WWND? (What Would Nancy Do?)
This book excels in so many areas for me, the romance, the characters, the mystery, the wit and humor, the suspense, but the keystone to all this is Millie. Her character is just wonderful. She’s smart, though doesn’t apply herself (except to subjects she deems important), she loves ironic t-shirts, has a voracious appetite for junk food (and really loves pie), and believes the public education system is, in her words: “a diabolical plot to shackle young minds.” She’s witty, sarcastic, resourceful, persuasive, blunt, and aggressive, but she’s also a girl who underneath the tough exterior is vulnerable and still grieving the death of her mother. It’s hard to find words to adequately describe Millie, but in a sea of heroines that can tend to be a bit similar, she stands out.

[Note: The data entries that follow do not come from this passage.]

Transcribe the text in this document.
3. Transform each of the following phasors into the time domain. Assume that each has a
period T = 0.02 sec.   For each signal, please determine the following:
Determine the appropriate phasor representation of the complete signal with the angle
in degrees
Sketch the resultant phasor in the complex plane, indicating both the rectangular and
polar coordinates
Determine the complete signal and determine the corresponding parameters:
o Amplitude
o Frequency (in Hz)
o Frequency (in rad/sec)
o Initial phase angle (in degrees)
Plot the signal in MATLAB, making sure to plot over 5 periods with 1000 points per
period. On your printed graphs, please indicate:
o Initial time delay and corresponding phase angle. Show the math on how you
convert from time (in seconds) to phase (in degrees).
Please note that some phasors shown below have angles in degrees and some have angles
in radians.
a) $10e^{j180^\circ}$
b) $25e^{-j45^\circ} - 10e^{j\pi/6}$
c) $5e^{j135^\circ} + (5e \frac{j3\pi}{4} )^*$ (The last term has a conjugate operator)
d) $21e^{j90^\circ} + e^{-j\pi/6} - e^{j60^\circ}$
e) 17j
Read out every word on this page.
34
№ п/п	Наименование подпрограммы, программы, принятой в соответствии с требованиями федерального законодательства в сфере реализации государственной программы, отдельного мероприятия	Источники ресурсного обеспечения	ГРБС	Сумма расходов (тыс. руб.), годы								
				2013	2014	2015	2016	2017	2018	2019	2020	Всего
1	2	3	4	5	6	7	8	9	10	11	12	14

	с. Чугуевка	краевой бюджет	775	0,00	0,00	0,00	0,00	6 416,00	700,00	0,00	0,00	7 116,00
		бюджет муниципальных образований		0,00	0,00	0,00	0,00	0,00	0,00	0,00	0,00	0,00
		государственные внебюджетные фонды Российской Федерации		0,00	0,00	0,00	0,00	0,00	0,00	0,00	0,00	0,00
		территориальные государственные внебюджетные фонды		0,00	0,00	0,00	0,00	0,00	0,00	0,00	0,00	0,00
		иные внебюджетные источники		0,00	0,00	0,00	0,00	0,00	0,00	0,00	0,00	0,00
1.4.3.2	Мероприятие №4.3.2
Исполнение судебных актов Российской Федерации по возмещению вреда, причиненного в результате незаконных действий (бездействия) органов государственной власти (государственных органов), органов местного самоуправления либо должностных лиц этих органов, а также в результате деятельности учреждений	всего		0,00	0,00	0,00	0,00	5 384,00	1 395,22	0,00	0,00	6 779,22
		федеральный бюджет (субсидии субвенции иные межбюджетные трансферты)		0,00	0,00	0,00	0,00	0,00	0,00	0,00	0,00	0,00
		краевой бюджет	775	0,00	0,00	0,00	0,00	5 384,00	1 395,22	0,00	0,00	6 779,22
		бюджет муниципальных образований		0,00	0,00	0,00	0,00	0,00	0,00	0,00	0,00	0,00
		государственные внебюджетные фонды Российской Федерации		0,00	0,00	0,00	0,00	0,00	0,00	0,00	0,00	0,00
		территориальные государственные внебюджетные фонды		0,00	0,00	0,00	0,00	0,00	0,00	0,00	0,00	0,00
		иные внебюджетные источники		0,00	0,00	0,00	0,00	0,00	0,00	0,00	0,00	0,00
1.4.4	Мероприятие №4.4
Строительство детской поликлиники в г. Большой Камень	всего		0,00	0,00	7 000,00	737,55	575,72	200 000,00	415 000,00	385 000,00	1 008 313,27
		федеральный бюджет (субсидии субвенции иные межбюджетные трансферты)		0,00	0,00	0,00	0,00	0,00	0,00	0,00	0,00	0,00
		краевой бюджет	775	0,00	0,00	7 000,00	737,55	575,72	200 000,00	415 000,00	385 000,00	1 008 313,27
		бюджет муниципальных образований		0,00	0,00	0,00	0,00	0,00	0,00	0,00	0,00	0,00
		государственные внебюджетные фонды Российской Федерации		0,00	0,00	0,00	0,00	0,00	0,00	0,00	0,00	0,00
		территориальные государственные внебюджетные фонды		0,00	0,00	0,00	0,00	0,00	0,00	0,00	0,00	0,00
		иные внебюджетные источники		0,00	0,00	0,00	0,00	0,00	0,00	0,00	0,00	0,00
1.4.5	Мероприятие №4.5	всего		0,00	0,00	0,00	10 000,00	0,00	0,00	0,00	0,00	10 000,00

Mystery. As for the rest of it, the mystery is well-paced, well-structured and intriguing. I love all the comparisons and contrasts with Nancy Drew. (If you don’t know who that is, well then, get thee to a library. Or, at least Wikipedia.). I just love how Buzz Kill feels light and teenagery and fun, but yet it’s also this very dark, serious, dangerous murder investigation that’s going on as well. Fantaskey does excellent job marrying these two very different tones into something cohesive, as neither one diminishes the other.
Characters. Everyone Millie meets in the course of her life and investigation — friends, foes, suspects, nervous principals, movie girlfriends, smelly dogs, not to mention personal librarians — are all so engaging and colorful. It’s a small town. So be ye warned: There be quirkiness ahead.
Romance. It’s good stuff. Really good stuff. And I’ll just leave it at that. Chase and his secrets should be yours to discover.
Overall, I stand by my previous description… Buzz Kill is an utterly delightful murder mystery.